Decoding GA4's BigQuery Schema: A Complete Guide to Unnesting & Querying Analytics Data
Google Analytics 4 (GA4) offers incredible power through its BigQuery export feature, giving analysts unfiltered access to raw event data. However, this power comes with complexity – GA4's data structure in BigQuery is fundamentally different from what most analysts are accustomed to working with.
If you've ever opened a GA4 export table in BigQuery and felt overwhelmed by fields like event_params, user_properties, and arrays nested within arrays, you're not alone. This complexity is why many analysts struggle to extract meaningful insights from their GA4 data despite having solid SQL skills.
In this guide, I'll demystify the GA4 schema, breaking down its unique structure and showing you how to navigate it effectively. By understanding how GA4 organizes data in BigQuery, you'll unlock the ability to build custom analyses that would be impossible through the GA4 interface alone.
Let's dive into the schema that powers your analytics data and learn how to make it work for you.
The Basics: How GA4 Tables Are Organized in BigQuery
Sharded Tables: Your Daily Data Containers
The first thing you'll notice when looking at your GA4 export in BigQuery is a table named something like events_(741). This isn't just one table – it's actually a collection of daily tables grouped together.
This structure, known as sharded tables, helps BigQuery manage large datasets efficiently. Each day's data gets its own table with a name that includes the date: events_YYYYMMDD (for example, events_20230111).
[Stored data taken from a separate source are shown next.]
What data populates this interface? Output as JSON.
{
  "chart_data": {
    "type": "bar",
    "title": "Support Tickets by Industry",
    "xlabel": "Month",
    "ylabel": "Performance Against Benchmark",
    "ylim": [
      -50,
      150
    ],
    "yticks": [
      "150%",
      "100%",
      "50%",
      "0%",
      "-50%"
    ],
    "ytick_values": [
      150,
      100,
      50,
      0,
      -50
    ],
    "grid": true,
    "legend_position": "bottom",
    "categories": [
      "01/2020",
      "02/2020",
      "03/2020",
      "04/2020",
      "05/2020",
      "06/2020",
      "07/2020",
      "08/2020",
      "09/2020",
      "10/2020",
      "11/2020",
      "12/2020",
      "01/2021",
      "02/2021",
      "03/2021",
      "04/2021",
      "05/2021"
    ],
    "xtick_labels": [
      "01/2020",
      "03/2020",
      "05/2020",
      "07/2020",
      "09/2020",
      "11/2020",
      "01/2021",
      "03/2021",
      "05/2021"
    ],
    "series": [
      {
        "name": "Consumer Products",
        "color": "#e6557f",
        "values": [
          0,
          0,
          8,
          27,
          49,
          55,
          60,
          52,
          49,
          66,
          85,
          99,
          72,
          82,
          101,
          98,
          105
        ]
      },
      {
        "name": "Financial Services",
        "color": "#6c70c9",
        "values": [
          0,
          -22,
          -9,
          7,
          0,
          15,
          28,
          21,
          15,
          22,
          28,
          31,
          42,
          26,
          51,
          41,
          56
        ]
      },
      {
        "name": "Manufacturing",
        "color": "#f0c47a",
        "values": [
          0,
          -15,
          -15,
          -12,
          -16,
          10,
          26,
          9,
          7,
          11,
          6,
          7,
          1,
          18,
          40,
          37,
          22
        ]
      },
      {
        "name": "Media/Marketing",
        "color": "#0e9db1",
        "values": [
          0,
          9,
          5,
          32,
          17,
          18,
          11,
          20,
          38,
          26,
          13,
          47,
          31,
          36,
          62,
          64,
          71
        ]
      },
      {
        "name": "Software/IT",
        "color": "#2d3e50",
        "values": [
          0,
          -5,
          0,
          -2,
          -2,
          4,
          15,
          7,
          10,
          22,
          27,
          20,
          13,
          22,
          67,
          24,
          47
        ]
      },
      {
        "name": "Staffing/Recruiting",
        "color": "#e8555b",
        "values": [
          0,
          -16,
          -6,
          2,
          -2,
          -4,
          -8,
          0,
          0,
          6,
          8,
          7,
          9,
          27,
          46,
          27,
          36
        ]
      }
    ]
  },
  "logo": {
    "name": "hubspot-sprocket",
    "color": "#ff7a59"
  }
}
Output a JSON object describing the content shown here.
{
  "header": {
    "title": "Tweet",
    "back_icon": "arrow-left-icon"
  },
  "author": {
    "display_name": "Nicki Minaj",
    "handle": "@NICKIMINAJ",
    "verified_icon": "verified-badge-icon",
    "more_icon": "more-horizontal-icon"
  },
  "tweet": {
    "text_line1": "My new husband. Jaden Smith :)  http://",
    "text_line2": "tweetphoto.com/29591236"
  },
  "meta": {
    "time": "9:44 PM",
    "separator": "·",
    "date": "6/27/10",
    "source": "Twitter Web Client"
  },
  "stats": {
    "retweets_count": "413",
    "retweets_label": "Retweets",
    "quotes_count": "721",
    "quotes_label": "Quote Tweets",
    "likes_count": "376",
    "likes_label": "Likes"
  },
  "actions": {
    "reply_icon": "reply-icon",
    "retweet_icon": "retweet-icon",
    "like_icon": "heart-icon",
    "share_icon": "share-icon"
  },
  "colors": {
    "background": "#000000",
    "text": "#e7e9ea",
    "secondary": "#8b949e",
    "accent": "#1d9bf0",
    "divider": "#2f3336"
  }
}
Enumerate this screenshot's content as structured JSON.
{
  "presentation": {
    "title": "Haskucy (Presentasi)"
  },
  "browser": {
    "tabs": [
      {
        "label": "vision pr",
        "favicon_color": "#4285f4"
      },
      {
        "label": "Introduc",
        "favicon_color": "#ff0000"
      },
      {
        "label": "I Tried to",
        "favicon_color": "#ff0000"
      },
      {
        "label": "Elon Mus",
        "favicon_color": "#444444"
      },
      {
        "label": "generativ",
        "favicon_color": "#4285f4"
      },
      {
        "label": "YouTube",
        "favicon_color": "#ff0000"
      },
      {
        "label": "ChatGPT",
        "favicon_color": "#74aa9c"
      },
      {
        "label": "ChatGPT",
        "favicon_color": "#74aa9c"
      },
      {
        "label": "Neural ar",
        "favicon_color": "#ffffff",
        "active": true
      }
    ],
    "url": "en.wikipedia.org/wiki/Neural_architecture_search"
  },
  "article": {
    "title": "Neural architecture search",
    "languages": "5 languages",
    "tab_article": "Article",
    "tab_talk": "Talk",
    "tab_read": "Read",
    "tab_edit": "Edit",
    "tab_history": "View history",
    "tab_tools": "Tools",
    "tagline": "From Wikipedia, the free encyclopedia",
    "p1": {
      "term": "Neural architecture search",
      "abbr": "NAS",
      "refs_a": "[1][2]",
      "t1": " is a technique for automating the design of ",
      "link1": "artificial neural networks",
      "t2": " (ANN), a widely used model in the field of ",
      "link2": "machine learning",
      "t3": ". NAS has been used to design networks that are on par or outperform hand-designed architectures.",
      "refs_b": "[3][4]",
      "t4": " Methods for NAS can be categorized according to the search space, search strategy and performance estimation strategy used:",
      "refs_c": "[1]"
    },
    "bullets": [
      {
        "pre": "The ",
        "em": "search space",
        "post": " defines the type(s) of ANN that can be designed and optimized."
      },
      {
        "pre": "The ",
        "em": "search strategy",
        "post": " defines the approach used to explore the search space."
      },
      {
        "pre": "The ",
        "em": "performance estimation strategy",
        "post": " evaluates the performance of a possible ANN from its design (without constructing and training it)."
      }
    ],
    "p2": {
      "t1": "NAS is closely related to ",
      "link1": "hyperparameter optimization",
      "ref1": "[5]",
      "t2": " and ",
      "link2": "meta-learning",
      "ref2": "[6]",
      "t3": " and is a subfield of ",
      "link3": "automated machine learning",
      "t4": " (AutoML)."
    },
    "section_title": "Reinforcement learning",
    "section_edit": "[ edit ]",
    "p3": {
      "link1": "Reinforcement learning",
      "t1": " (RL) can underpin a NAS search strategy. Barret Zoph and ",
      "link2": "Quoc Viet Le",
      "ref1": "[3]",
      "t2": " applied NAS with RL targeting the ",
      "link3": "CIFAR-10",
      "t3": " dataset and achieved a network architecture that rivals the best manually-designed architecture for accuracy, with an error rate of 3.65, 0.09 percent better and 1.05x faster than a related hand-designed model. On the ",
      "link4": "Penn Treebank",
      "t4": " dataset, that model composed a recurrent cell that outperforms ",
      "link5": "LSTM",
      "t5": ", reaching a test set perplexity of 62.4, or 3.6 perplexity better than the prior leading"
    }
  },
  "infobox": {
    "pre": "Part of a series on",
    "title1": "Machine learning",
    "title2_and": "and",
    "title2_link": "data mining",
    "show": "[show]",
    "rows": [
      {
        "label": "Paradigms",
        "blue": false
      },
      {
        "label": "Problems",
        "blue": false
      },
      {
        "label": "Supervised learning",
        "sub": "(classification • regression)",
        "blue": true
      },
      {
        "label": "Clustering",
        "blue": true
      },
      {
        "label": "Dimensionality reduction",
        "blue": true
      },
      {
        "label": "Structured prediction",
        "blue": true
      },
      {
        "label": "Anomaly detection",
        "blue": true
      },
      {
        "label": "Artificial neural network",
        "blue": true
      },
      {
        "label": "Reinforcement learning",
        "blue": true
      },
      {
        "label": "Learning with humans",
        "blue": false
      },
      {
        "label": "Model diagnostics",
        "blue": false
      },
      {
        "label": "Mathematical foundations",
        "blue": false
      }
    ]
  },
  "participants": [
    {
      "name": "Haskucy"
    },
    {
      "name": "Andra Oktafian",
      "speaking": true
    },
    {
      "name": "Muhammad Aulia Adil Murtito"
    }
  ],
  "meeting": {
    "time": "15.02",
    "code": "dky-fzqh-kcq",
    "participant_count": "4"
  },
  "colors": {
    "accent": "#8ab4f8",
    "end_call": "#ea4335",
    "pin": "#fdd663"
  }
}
This sharding approach offers several benefits:
Faster queries when you only need to analyze specific date ranges
More cost-effective processing since you only query the days you need
Better performance for date-partitioned analyses
When querying these tables, you can either:
Target a specific day:
FROM analytics_XXXXX.events_20230111Use a wildcard to query multiple days:
FROM analytics_XXXXX.events_*
The wildcard approach is particularly powerful, allowing you to analyze your entire dataset without having to list each table individually.
GA4's Intraday Table: Real-time Data Access
In addition to the daily tables, you might notice an events_intraday_ table. This special table contains the current day's data that hasn't yet been processed into a permanent daily table.
The intraday table gets replaced each day, with its data folding into the permanent table for that day. This gives you near real-time access to your analytics data – something that wasn't possible with Universal Analytics exports.
The Nested Structure: Tables Within Tables
Why GA4 Uses a Nested Schema
Traditional database tables are flat – rows and columns, like a spreadsheet. GA4's BigQuery export, however, uses a nested and repeated structure, which means some columns contain entire tables within them.
This might seem unnecessarily complex, but there's a good reason. The GA4 data model is event-based and extremely flexible. Each event type can have different parameters, and those parameters can have different data types.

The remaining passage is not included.